Kim Jong-un and Donald Trump meet in Singapore in June. The US says it has tracked 148 cases of tankers breaching the UN annual fuel cap of 500,000 barrels a year. Photograph: Susan Walsh/AP
Kim Jong-un and Donald Trump meet in Singapore in June. The US says it has tracked 148 cases of tankers breaching the UN annual fuel cap of 500,000 barrels a year. Photograph: Susan Walsh/AP

US 'won't hesitate' to impose sanctions if North Korea fuel embargo breached

This article is more than 5 years old

Apparent warning to Russia comes days after US ambassador to UN accused Moscow of supplying oil

The US State Department says Washington would not wait to impose sanctions on any shippers helping to get fuel to North Korea, in an apparent warning to Russia days after the US ambassador to the United Nations accused Moscow of cheating on the measures.

North Korea continues to employ tactics to evade UN sanctions, Heather Nauert, the State Department spokeswoman, said in a statement, adding that UN member states are required to prohibit ship-to-ship transfers of petroleum fuel to the hermit country

“The United States will not hesitate to impose sanctions on any individual, entity, or vessel supporting North Korea’s illicit activities, regardless of nationality,” Nauert said.

The 15-member UN security council has unanimously boosted sanctions on North Korea since 2006 in a bid to choke funding for Pyongyang’s nuclear and ballistic missile programs.

But the United States and Russia have recently shown cracks in the unity of the council over the sanctions.

Washington has “evidence of consistent and wide-ranging Russian violations” of the sanctions, the US ambassador to the UN, Nikki Haley, said on Monday.

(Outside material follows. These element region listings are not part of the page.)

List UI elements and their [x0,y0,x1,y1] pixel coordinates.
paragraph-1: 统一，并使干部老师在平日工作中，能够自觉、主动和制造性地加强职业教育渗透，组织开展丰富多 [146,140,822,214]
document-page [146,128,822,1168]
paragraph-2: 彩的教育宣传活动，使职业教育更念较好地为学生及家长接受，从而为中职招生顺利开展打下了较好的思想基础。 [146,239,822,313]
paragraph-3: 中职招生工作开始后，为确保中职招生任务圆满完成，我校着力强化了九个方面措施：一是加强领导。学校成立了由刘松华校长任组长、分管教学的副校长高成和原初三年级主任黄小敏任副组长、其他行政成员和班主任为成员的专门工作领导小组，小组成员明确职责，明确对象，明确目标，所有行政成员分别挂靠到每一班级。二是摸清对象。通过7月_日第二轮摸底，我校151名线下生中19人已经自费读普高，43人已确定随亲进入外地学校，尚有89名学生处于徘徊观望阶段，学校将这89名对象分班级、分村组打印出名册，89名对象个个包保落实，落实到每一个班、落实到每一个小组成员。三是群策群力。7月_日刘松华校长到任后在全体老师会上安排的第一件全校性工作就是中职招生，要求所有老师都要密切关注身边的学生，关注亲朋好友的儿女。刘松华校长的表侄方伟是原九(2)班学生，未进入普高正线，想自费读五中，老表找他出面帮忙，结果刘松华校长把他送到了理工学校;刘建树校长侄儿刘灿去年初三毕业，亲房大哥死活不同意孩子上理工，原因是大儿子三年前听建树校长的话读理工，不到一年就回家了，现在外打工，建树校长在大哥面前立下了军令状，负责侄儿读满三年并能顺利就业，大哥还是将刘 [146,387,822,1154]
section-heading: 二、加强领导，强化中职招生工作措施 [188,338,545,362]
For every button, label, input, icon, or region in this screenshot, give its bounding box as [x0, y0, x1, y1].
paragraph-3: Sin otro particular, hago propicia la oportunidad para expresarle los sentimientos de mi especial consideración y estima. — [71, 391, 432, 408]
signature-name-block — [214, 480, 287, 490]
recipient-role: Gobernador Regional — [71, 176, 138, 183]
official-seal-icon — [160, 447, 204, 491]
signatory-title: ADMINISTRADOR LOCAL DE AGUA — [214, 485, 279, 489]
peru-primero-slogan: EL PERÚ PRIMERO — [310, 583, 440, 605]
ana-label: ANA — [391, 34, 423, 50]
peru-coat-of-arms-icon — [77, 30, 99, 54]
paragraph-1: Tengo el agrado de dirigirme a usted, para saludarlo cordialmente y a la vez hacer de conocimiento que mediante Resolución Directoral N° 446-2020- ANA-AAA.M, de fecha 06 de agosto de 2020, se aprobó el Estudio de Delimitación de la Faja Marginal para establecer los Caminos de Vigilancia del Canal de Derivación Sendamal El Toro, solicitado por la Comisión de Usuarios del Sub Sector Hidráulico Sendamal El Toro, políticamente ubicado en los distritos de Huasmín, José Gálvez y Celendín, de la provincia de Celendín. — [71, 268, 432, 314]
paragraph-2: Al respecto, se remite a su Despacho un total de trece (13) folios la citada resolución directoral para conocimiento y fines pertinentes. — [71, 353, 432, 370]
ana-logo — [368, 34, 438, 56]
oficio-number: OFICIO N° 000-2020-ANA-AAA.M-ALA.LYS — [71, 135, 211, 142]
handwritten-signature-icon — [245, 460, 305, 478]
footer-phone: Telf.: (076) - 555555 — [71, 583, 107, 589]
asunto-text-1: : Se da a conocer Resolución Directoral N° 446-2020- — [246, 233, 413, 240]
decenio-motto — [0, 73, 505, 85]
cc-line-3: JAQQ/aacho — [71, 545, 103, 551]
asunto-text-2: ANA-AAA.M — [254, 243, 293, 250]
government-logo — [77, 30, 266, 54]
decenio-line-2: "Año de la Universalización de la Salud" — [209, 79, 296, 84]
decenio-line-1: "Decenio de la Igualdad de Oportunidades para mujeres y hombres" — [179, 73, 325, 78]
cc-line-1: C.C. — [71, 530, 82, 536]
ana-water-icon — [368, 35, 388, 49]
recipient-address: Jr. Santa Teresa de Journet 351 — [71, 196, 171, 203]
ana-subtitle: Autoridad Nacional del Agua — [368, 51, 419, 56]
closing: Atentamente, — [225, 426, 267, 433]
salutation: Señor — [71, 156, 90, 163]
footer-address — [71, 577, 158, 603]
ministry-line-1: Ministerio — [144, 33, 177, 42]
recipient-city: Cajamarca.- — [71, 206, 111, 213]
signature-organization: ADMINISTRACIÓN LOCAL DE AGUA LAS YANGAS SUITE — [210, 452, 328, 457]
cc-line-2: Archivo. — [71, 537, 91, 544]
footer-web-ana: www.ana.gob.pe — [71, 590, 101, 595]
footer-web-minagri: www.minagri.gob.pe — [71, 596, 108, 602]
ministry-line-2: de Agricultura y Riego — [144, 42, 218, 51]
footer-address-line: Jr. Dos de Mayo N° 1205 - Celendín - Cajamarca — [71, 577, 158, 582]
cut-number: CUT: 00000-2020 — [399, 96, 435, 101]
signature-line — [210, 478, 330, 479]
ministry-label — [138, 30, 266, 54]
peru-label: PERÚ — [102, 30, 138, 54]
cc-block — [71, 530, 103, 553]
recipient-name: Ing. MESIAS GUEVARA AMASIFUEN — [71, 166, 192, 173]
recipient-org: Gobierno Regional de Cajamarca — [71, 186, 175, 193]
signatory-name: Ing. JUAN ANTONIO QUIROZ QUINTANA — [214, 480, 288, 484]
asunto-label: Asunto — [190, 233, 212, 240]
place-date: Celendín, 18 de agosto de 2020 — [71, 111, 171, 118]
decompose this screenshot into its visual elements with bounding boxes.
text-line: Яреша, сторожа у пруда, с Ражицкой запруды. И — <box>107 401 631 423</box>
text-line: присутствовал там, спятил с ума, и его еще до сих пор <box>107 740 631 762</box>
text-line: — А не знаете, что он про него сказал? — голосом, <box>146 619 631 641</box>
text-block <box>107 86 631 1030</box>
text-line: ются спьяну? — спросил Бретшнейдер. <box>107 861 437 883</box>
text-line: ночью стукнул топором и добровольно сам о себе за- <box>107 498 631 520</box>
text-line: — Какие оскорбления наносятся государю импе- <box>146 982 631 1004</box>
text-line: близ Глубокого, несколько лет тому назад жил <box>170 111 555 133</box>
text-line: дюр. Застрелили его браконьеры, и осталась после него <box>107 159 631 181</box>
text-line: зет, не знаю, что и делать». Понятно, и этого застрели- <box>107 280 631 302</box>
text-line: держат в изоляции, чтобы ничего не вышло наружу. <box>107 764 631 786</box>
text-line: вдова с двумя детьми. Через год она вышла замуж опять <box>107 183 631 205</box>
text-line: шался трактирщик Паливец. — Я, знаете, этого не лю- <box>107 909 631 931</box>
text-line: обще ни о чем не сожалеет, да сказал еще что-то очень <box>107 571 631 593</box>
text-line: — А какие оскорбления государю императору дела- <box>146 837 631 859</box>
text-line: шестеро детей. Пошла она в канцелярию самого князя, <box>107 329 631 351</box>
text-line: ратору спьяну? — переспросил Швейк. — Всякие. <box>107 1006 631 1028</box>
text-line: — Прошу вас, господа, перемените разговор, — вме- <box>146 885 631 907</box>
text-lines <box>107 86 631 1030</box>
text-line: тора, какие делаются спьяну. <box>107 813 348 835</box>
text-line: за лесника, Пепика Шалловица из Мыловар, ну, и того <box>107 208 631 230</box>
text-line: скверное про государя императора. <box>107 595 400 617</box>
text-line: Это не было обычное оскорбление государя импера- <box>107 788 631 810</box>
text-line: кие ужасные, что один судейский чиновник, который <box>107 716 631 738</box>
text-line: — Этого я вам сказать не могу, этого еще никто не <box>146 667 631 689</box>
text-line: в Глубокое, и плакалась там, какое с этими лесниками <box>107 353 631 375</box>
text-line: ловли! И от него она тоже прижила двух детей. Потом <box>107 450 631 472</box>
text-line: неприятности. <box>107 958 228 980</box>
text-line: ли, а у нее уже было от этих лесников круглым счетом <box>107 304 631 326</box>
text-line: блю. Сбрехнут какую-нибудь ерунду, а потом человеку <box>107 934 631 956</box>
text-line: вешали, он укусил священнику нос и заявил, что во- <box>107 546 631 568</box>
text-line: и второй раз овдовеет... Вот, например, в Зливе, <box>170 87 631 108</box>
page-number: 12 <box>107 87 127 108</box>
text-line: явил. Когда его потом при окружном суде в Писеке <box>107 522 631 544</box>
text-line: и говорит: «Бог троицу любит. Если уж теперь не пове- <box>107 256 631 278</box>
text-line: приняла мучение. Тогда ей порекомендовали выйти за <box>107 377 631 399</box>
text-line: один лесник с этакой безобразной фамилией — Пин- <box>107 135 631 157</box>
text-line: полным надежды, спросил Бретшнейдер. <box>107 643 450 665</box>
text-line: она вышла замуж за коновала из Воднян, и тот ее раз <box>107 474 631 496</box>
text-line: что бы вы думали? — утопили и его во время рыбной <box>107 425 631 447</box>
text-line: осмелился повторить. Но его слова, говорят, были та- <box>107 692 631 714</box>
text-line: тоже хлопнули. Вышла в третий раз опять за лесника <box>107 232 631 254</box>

Russia was helping North Korea illegally obtain fuel through transfers at sea, had refused to expel a North Korean whom the security council blacklisted last year, and had pushed for changes to an independent UN report on sanctions violations to cover up breaches by Russians, she said.

Washington has tracked some 148 cases this year of tankers delivering fuel to North Korea in breach of a UN cap of 500,000 barrels a year. Haley has not said how many of those transfers may have involved Russia.

Both Russia and China have suggested the security council discuss easing sanctions after the US president, Donald Trump, and the North Korean leader, Kim Jong-un, met in June and Kim pledged to work toward denuclearisation.

The US secretary of state, Mike Pompeo, said on Friday the United States is working to set up another summit between Trump and Kim after their unprecedented meeting in Singapore, but there is still work to do.